Notre séance plénière sur ces deux jours comporte de nombreuses délibérations, dont les Orientations budgétaires pour 2019, et la poursuite des projets engagés, mais je voudrais, avant que vous ne dérouliez l’ordre du jour, vous rappeler tout d’abord nos lignes d’opposition sur quelques sujets :

En 1er, vous ne serez pas surpris que je place le dossier de la réouverture de la ligne ferroviaire touristique Pau/Canfranc, dont le coût augmente au fur et à mesure de chaque Commission Permanente : par exemple très récemment la découverte des 17 passages à niveau non sécurisés par télésurveillance (925 000 € supplémentaires à financer), ou le coût exponentiel du simple débroussaillage de Bedous à Canfranc qui a été multiplié par 4 en moins d’1 an, de 300 000 € à plus d’1,1 M€.
C’est le plus bel exemple de gaspillage d’argent public pour un projet non prioritaire, dépourvu de toute rentabilité socio-économique et sans aucune garantie de financement. Les derniers rapports DURON et SPINETTA allaient dans le même sens que nous, ce n’est pas un hasard.

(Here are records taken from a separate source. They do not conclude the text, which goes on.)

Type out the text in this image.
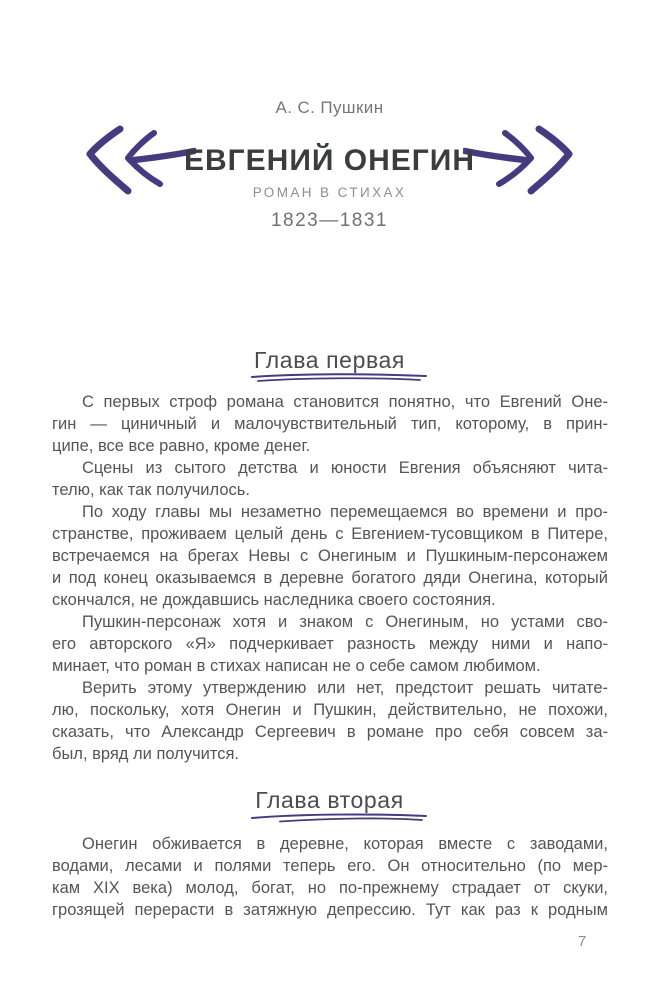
А. С. Пушкин
ЕВГЕНИЙ ОНЕГИН
РОМАН В СТИХАХ
1823—1831
Глава первая
С первых строф романа становится понятно, что Евгений Оне-
гин — циничный и малочувствительный тип, которому, в прин-
ципе, все все равно, кроме денег.
Сцены из сытого детства и юности Евгения объясняют чита-
телю, как так получилось.
По ходу главы мы незаметно перемещаемся во времени и про-
странстве, проживаем целый день с Евгением-тусовщиком в Питере,
встречаемся на брегах Невы с Онегиным и Пушкиным-персонажем
и под конец оказываемся в деревне богатого дяди Онегина, который
скончался, не дождавшись наследника своего состояния.
Пушкин-персонаж хотя и знаком с Онегиным, но устами сво-
его авторского «Я» подчеркивает разность между ними и напо-
минает, что роман в стихах написан не о себе самом любимом.
Верить этому утверждению или нет, предстоит решать читате-
лю, поскольку, хотя Онегин и Пушкин, действительно, не похожи,
сказать, что Александр Сергеевич в романе про себя совсем за-
был, вряд ли получится.
Глава вторая
Онегин обживается в деревне, которая вместе с заводами,
водами, лесами и полями теперь его. Он относительно (по мер-
кам XIX века) молод, богат, но по-прежнему страдает от скуки,
грозящей перерасти в затяжную депрессию. Тут как раз к родным
7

C’est aussi pour nous une belle marge de manoeuvre d’économies à réaliser.

Notre opposition ensuite est claire face à la baisse régulière des crédits au développement rural, à votre refus de financer le réseau routier en Aquitaine, sans oublier les retards qui s’accumulent, notamment au niveau de la réalisation des CPER : sur ce sujet, nous vous demandons un bilan précis des engagements fin 2018 de l’Etat comme de la Région à plus de mi-parcours des CPER.

Nous doutons également du bien-fondé des crédits considérables investis depuis 2 ans sur les divers Plans de formation, crédits de l’Etat abondés par la Région pour des résultats très modestes sur le véritable retour à un emploi durable.
D’ailleurs, le récent rapport de la Cour des Comptes sur ces Plans 500 000 formations est accablant et conforte notre positionnement. Nous y reviendrons plus tard dans cet ordre du jour, espérant que les leçons soient tirées sur l’aspect irréaliste de ces Plans dénoncé par la Cour des Comptes.

Mais, je voudrais maintenant et prioritairement vous alerter sur une délibération habituelle et obligatoire bien sûr, mais surtout particulièrement d’actualité depuis quelques semaines.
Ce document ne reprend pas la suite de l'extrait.